The other day, yes, there I was again!  Thank you to Obamacare for keeping my college student daughter on my policy, but she had obtained her very own now and we needed to remove her, so back for a visit I would go. 

I walked in and something seemed oddly different.  I heard what sounded like a radio behind me. I turned and saw a mounted flat screen television with CNN news echoing in the austere lobby.  I saw chairs and every one of them had someone in it.  I started to smile.  Another turn and now, directly in front of me was a long work table with four or five chairs on one side of it and people seated and writing....I guessed they were letters of appeal which beforehand you would write out on a legal pad using the wall or one's bent leg for a hard surface. 

Another smile.  Then, an audible chuckle.  I actually experienced a moment of squeaky wheel glee!  I left the lobby with uncharacteristic cheer, vowing to come back with "secret" camera in hand. 

I've included photos for you to see - taken at the beginning of the month...alas, the long writing table is gone, but now there is valet parking!  And - with Blue Cross BLUE cones marking the way! Love that branding!

Do you think the blog entry made a difference?  Were 'we' the grease?  Yes, I squeaked and you replied, then twitter chimed in, then Facebook, then a few other blogs commented on it, and then a Blue Cross "anonymous" showed up to respond, too.  Anonymous took this to heart.  Anonymous probably was pretty powerful.  Anonymous didn't grind it his/her heels but created change.  And pretty quickly, too....

So, for my daughter and for others who think change just can't happen, or their voice just isn't being heard, try a little squeak.  Use your blog (or someone else's), tweet a little tweet, write a meandering post, or two.  Make a little noise. 

With kudos to BCBS's "anonymous" and a nostalgic tip of the hat to my mom, who was wise, indeed, let me say, there is power in your voice, in your words. Sometimes people listen and sometimes corporate walls hear the reasonable squeak and respond.
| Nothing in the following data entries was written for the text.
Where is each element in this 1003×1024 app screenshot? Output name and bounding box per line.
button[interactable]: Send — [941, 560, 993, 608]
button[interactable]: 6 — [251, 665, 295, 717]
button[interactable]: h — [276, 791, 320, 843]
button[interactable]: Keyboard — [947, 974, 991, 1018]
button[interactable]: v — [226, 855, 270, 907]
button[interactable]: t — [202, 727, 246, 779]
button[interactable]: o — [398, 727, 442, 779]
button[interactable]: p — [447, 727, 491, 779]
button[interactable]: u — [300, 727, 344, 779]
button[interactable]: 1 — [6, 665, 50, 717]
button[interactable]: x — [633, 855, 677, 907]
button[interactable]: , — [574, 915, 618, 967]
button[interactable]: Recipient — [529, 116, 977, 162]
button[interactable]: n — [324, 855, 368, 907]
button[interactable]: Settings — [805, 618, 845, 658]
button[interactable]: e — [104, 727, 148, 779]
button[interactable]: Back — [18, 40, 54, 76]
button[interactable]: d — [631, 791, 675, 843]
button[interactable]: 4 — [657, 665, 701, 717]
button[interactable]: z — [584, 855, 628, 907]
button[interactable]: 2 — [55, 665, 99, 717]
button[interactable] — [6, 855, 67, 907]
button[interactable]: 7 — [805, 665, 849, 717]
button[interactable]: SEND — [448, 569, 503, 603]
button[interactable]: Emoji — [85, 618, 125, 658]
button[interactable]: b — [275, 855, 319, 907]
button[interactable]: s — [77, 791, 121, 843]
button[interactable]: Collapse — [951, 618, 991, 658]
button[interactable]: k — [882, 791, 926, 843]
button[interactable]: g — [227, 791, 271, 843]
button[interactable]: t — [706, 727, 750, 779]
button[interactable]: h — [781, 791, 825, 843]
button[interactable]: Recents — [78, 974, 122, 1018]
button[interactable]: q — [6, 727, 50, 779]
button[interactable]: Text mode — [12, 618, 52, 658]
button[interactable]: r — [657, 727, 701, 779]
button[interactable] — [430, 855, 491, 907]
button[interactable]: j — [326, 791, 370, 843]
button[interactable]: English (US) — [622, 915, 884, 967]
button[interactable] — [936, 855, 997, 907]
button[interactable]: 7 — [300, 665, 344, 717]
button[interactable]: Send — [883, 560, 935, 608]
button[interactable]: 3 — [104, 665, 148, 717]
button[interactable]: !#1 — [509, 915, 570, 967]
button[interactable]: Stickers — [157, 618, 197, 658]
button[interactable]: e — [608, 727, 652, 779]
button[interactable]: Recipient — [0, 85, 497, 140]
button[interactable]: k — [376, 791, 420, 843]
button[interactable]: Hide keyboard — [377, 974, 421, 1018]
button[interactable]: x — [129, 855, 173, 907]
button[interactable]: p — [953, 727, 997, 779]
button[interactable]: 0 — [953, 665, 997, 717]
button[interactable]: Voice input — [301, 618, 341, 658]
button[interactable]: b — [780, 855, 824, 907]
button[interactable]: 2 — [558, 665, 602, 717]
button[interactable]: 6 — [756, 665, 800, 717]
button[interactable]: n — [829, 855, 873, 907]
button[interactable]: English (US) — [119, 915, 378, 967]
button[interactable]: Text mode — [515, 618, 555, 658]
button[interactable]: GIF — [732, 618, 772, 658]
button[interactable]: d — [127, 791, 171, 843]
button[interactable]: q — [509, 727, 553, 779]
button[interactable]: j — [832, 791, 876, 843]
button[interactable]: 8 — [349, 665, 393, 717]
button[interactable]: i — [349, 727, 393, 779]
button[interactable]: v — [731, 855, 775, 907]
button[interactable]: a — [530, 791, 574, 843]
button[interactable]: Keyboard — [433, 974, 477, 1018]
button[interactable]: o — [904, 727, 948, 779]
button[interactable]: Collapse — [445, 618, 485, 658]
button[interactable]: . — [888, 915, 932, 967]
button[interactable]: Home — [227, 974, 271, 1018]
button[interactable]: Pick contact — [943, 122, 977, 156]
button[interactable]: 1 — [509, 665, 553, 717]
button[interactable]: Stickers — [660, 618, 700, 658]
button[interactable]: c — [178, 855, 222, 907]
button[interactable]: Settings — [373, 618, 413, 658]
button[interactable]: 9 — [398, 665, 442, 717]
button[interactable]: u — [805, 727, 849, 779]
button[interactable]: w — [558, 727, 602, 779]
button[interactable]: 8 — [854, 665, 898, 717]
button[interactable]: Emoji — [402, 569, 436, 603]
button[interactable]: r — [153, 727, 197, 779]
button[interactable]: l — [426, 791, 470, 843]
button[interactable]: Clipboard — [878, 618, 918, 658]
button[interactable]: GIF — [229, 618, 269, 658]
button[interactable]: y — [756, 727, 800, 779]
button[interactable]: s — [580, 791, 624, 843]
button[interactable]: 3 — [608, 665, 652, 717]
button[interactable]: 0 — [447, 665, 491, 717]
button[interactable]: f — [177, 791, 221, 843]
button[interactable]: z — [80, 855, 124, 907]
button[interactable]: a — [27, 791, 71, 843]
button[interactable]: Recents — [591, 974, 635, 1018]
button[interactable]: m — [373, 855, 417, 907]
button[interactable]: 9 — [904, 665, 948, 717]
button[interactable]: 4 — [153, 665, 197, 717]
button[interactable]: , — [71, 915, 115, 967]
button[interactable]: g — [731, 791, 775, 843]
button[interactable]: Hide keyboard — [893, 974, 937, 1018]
And I have an example for my children that in this large world of megasystems, do not be afraid to gently nudge that wheel, even if it seems up hill all the way....

1 comment:

Anonymous said...

All too often wheels don't want to squeak for fear of being thought a whiney wheel, but consider that the wheel that isn't squeaking not only doesn't get the grease, it doesn't even get noticed.